Saat akhirnya kami menjual rumah dan pindah, tiga kali, macam musafir mengejar sunrise di tiap kota, kotak P3K tetap ikut. Isinya kadang berubah, tapi semangatnya tetap sama menyembuhkan luka tanpa banyak bicara.
Kalau ditanya, barang apa yang paling berharga selama hidup nomaden itu? Jawabannya bukan emas, bukan motor, apalagi piring keramik warisan. Tapi kotak P3K itu, karena dalam hidup, yang paling sering dicari bukan harta berlimpah, tapi solusi saat jatuh berdarah.

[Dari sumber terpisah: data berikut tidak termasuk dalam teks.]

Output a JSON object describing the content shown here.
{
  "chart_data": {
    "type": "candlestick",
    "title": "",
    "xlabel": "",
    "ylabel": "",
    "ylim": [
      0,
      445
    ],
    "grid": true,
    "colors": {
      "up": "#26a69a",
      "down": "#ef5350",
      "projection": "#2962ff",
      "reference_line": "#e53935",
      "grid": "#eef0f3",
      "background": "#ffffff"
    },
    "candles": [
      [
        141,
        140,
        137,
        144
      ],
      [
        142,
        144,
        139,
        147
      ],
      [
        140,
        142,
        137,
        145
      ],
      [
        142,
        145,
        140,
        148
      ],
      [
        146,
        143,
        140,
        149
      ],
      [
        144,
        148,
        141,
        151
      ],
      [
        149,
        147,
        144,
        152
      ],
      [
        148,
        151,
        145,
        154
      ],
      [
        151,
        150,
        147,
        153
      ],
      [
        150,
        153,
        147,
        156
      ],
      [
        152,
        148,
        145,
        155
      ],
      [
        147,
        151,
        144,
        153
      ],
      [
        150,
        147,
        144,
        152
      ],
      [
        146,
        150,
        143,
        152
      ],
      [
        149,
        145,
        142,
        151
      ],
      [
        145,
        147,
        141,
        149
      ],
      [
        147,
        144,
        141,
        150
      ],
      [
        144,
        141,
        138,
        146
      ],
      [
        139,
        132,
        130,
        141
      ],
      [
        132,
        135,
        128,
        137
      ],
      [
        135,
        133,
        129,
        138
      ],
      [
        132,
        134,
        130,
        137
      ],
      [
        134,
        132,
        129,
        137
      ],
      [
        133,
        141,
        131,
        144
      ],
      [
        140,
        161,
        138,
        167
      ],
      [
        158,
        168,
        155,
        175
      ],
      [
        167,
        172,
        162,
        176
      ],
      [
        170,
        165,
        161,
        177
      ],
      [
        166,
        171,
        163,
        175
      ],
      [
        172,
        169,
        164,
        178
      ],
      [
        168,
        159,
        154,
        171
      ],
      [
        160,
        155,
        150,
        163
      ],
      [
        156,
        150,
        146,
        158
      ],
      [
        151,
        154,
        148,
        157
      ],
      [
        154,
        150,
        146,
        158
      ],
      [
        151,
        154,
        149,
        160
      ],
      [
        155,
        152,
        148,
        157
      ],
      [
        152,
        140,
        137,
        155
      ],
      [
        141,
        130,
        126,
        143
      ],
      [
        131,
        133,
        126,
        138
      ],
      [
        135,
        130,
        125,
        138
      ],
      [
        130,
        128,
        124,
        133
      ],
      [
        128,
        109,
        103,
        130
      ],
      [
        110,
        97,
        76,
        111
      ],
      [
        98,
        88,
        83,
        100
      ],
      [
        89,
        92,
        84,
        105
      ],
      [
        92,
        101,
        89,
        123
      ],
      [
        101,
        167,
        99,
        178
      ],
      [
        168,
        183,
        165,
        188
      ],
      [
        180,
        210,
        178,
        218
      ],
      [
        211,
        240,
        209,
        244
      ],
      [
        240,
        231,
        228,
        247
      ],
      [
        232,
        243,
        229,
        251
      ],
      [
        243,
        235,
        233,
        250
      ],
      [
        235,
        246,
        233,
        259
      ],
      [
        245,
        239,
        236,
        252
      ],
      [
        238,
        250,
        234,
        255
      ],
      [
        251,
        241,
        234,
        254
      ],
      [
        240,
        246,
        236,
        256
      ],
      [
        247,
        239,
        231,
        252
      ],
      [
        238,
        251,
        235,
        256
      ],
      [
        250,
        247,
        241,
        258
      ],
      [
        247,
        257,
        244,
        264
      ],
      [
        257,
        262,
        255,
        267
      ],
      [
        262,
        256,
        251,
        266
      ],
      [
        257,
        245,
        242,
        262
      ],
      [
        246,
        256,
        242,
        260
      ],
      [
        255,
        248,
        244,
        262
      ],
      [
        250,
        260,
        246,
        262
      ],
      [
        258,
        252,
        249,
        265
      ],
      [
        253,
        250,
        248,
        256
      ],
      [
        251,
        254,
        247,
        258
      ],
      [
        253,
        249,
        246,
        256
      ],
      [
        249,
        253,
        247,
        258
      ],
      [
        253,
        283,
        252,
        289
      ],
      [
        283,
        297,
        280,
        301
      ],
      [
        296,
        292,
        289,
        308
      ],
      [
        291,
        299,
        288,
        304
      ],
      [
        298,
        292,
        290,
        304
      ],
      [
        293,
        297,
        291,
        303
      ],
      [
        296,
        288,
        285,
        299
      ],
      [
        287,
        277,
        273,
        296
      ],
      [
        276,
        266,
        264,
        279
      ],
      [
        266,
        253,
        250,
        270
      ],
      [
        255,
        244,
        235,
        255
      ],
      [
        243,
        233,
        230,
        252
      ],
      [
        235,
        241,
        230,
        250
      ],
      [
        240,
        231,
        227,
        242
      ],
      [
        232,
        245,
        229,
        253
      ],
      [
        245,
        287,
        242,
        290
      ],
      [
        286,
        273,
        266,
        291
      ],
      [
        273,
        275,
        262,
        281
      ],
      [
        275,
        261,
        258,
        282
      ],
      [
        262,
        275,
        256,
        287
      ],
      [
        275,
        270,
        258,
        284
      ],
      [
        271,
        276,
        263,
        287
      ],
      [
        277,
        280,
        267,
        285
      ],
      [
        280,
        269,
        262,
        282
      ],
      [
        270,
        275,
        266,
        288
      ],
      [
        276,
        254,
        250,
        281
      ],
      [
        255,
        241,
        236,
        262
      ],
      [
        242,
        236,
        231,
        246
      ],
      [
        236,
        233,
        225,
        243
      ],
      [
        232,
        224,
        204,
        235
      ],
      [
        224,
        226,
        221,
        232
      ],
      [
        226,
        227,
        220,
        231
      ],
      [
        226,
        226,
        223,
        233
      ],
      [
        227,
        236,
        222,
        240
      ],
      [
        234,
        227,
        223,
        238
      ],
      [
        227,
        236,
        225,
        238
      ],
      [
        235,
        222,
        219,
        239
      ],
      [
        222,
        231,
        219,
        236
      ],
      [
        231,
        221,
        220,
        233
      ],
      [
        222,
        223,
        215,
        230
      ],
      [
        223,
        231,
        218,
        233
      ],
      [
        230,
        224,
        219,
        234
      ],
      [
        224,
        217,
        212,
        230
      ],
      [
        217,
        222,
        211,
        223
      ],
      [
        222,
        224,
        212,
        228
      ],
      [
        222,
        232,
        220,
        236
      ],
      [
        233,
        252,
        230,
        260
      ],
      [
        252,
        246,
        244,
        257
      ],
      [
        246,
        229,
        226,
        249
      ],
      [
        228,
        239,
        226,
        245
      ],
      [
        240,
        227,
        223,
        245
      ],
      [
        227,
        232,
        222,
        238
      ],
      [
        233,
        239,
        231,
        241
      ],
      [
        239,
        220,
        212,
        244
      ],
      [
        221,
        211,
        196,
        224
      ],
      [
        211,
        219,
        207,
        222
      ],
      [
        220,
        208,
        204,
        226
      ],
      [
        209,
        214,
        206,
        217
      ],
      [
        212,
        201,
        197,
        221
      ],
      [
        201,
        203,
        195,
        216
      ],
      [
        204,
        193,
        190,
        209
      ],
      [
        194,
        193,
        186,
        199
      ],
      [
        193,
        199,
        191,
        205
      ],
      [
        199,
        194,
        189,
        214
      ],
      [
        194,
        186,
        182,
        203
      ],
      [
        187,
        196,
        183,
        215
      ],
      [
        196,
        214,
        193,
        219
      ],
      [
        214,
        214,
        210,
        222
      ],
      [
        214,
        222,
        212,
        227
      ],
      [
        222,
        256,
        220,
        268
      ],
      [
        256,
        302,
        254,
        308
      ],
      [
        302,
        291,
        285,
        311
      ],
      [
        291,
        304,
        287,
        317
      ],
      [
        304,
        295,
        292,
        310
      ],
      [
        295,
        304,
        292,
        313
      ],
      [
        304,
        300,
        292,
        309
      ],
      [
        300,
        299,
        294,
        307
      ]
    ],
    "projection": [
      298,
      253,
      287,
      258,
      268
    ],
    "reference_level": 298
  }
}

Dan itu, bro, cuma bisa diberikan oleh kotak kecil berlogo merah ini.
Filosofisnya…Kotak P3K itu, seperti pasangan hidup, nggak selalu dipakai, tapi saat dibutuhkan, keberadaannya bikin damai. Dia bukan barang mewah, tapi tanpa dia, panik bisa jadi drama. Kotak P3K bukan cuma simbol kesehatan, tapi juga simbol kesiapan dan cinta, cinta pada diri sendiri dan pada keluarga.
Makanya, bro…“Jangan remehkan kotak kecil yang diam di dinding, karena di dalamnya bisa ada harapan, pertolongan, bahkan perdamaian rumah tangga”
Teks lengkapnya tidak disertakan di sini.